Paramus handles common research data formats out of the box:

Format	Extensions
Tabular	.csv, .json, .jsonl, .xlsx, .xls, .parquet, .feather
Scientific	.h5, .hdf5, .mat, .npy, .npz
Serialized	.pkl, .pickle
Archives	.tar, .tar.gz, .tar.bz2, .zip (auto-extracted)

Use dataset.unfold to convert between formats (e.g. Parquet to CSV).

Semantic Knowledge Graphs

Beyond tabular datasets, three RDF knowledge graphs capture domain-specific research context:

Knowledge Graph	Focus
Polymer Chemistry R&D	Polymer synthesis, characterization, and property prediction
Medicinal Chemistry (Molidustat)	HIF-PHD inhibitor research, SAR relationships
Germanium Extraction R&D	Hydrometallurgical processing, extraction optimization

These are managed separately via semantic.list, semantic.switch, and semantic.info.

Dataset Metadata

Each dataset card follows the Croissant 1.0 + Schema.org standard, capturing provenance, licensing, and citation:

{
  "@type": "Dataset",
  "name": "BigSolDB",
  "dataOrigin": "experimental",
  "measurementTechnique": "Various experimental methods",
  "license": "CC-BY-4.0",
  "citation": {
    "name": "BigSolDB: Solubility Dataset of Compounds in Organic Solvents",
    "identifier": "10.1038/s41597-023-02..."
  }
}

This ensures every query result can be traced back to its original publication and data source.

Frequently Asked Questions

What chemical datasets are available in Paramus?

Paramus includes curated datasets across polymer science (RadonPy, PI1M, OpenMacromolecularGenome), computational chemistry (QM9, QM9S), inorganic crystallography (COD), and solubility (BigSolDB with 112k+ experimental records). New datasets are added regularly.

How do I install and query a dataset?

Select a dataset tile in the Paramus interface and click Install. Paramus downloads source files from Zenodo or GitHub and builds a local search index. You can then query by chemical properties using natural language or the dataset.query API method.

What file formats are supported for research data?

Paramus handles tabular formats (CSV, JSON, JSONL, XLSX, Parquet, Feather), scientific formats (HDF5, MAT, NPY, NPZ), serialized objects (Pickle), and archives (TAR, ZIP) with automatic extraction. Use dataset.unfold to convert between formats.

Can I search datasets by molecular structure?

Yes. SMILES columns are automatically canonicalized using RDKit, so equivalent representations like c1ccccc1 and C1=CC=CC=C1 both match benzene. You can query by substructure, property ranges, solvents, and experimental conditions.

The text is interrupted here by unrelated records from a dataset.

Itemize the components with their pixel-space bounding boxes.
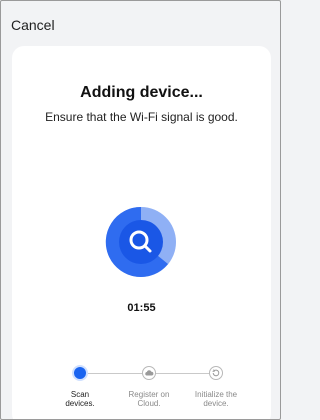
step-label-line: Cloud. bbox=[137, 399, 161, 408]
step-label-register: Register on Cloud. bbox=[114, 390, 184, 408]
step-label-line: device. bbox=[203, 399, 229, 408]
step-connector bbox=[88, 373, 142, 374]
cloud-icon bbox=[142, 366, 156, 380]
step-scan-indicator bbox=[72, 365, 88, 381]
search-progress-graphic bbox=[105, 206, 176, 277]
wifi-hint: Ensure that the Wi-Fi signal is good. bbox=[45, 110, 238, 124]
adding-device-card: Adding device... Ensure that the Wi-Fi s… bbox=[12, 46, 271, 419]
progress-ring bbox=[105, 206, 177, 278]
step-label-line: Scan bbox=[70, 390, 90, 399]
step-label-line: Register on bbox=[128, 390, 170, 399]
step-label-line: Initialize the bbox=[194, 390, 238, 399]
progress-steps: Scan devices. Register on Cloud. Initial… bbox=[12, 362, 271, 419]
initialize-icon bbox=[209, 366, 223, 380]
step-label-scan: Scan devices. bbox=[45, 390, 115, 408]
step-connector bbox=[155, 373, 209, 374]
page-title: Adding device... bbox=[80, 84, 203, 101]
top-bar: Cancel bbox=[1, 1, 280, 45]
ring-center bbox=[119, 220, 163, 264]
cancel-button[interactable]: Cancel bbox=[11, 17, 55, 33]
app-window: Cancel Adding device... Ensure that the … bbox=[0, 0, 281, 420]
countdown-timer: 01:55 bbox=[127, 302, 156, 314]
step-label-initialize: Initialize the device. bbox=[181, 390, 251, 408]
step-label-line: devices. bbox=[65, 399, 95, 408]
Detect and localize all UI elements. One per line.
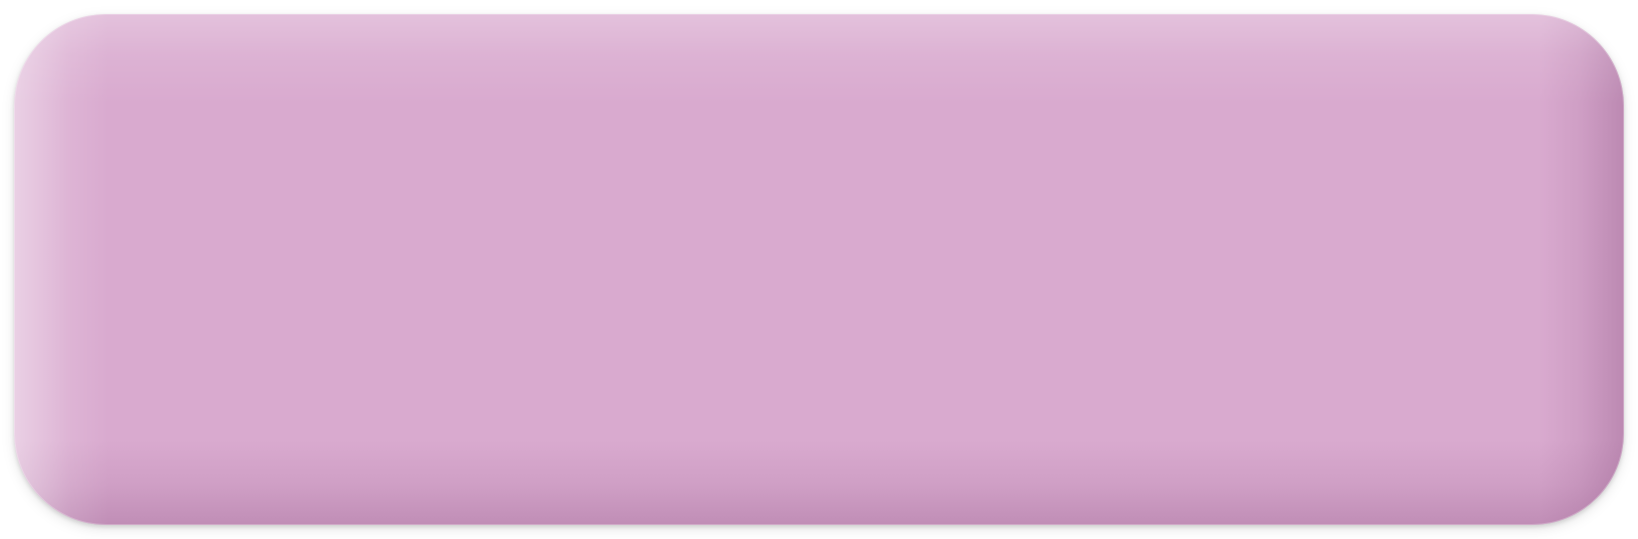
page-canvas: [0, 0, 1638, 539]
pink-rounded-button[interactable]: [14, 14, 1624, 525]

What are the semantic knowledge graphs in Paramus?

Three RDF knowledge graphs examples that capture domain-specific research context: Polymer Chemistry R&D (synthesis and property prediction), Medicinal Chemistry with example molecule Molidustat (HIF-PHD inhibitor SAR), and Germanium Extraction R&D (hydrometallurgical processing). Manage them with semantic.list, semantic.switch, and semantic.info.